ACI President Steve Pociask stated, “ACI’s earlier research on flawed FSC standards exposed that well-intentioned consumers could be paying as much as 20 percent more for sustainable forest products that fall far short of environmental expectations. This study details just how varied and inconsistent FSC’s forest management practices are and underscores how FSC’s allies have misinformed consumers of forest products across the country.” Its findings also support the idea that policies supporting all credible forest certification programs lead to responsible land management rather than one that promotes FSC exclusively.
The report, “Comparing Forest Certification Standards in the U.S., Part I: How Are They Being Implemented Today?” was authored by Brooks Mendell , Ph.D. and Amanda Lang , forestry experts with Forisk Consulting. It analyzed the implementation of three prominent forest certification programs in the U.S.; FSC, American Tree Farm System (ATFS), and Sustainable Forestry Initiative (SFI).
The report found that in the United States, forest management programs “were ambiguous, particularly FSC, with respect to certain certification criteria.” The authors encourage customers of forest certification to question how these programs are actually implemented on the ground compared to specific program claims related to forest management.
Third-party certification auditors interviewed for the report informed and confirmed the implementation discrepancy. The report states that, “even auditors responsible for verifying landowners’ compliance with certification programs acknowledge how some standards, even if explicit, remain subject to interpretation in implementation.”

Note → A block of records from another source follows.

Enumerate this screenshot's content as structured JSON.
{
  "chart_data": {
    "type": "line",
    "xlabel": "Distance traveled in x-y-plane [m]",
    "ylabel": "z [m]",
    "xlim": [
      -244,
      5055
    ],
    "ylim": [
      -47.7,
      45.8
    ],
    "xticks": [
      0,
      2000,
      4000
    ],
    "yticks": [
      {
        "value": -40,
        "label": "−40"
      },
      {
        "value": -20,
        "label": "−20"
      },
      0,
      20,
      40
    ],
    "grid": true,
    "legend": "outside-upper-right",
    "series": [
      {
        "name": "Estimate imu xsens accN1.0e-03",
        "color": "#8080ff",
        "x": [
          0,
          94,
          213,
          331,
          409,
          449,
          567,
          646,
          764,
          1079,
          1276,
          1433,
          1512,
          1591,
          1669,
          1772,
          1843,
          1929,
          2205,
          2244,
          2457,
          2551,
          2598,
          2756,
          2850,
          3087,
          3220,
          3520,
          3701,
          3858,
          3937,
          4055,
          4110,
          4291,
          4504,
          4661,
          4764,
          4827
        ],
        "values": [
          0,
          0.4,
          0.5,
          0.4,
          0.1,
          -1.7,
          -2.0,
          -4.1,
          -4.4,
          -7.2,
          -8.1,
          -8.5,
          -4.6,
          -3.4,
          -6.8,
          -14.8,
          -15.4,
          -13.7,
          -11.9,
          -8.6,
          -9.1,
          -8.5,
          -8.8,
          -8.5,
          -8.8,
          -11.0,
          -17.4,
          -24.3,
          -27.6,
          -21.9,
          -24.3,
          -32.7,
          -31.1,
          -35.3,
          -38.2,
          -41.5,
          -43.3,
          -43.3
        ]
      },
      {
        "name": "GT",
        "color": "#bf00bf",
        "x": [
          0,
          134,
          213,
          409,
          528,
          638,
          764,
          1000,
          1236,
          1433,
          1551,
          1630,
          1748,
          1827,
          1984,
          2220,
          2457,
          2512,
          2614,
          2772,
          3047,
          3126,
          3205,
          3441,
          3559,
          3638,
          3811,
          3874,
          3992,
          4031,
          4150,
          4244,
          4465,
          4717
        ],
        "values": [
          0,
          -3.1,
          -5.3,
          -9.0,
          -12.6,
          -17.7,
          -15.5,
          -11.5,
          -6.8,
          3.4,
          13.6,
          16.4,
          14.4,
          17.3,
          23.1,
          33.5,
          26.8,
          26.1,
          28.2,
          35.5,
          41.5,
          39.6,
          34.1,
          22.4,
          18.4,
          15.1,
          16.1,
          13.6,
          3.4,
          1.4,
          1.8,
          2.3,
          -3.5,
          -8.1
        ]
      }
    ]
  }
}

The result is market confusion and increased costs for consumers who are willing to pay price premiums for certified wood products who may not be getting an environmentally-superior forest product. In October, ACI released a paper titled, “The Monopolization of Forest Certification: Do Disparate Standards Increase Consumer Costs and Undermine Sustainability?” that examines consumer costs. It revealed that marketplace confusion over certification standards could be driving up consumer prices by as much as 15 to 20 percent.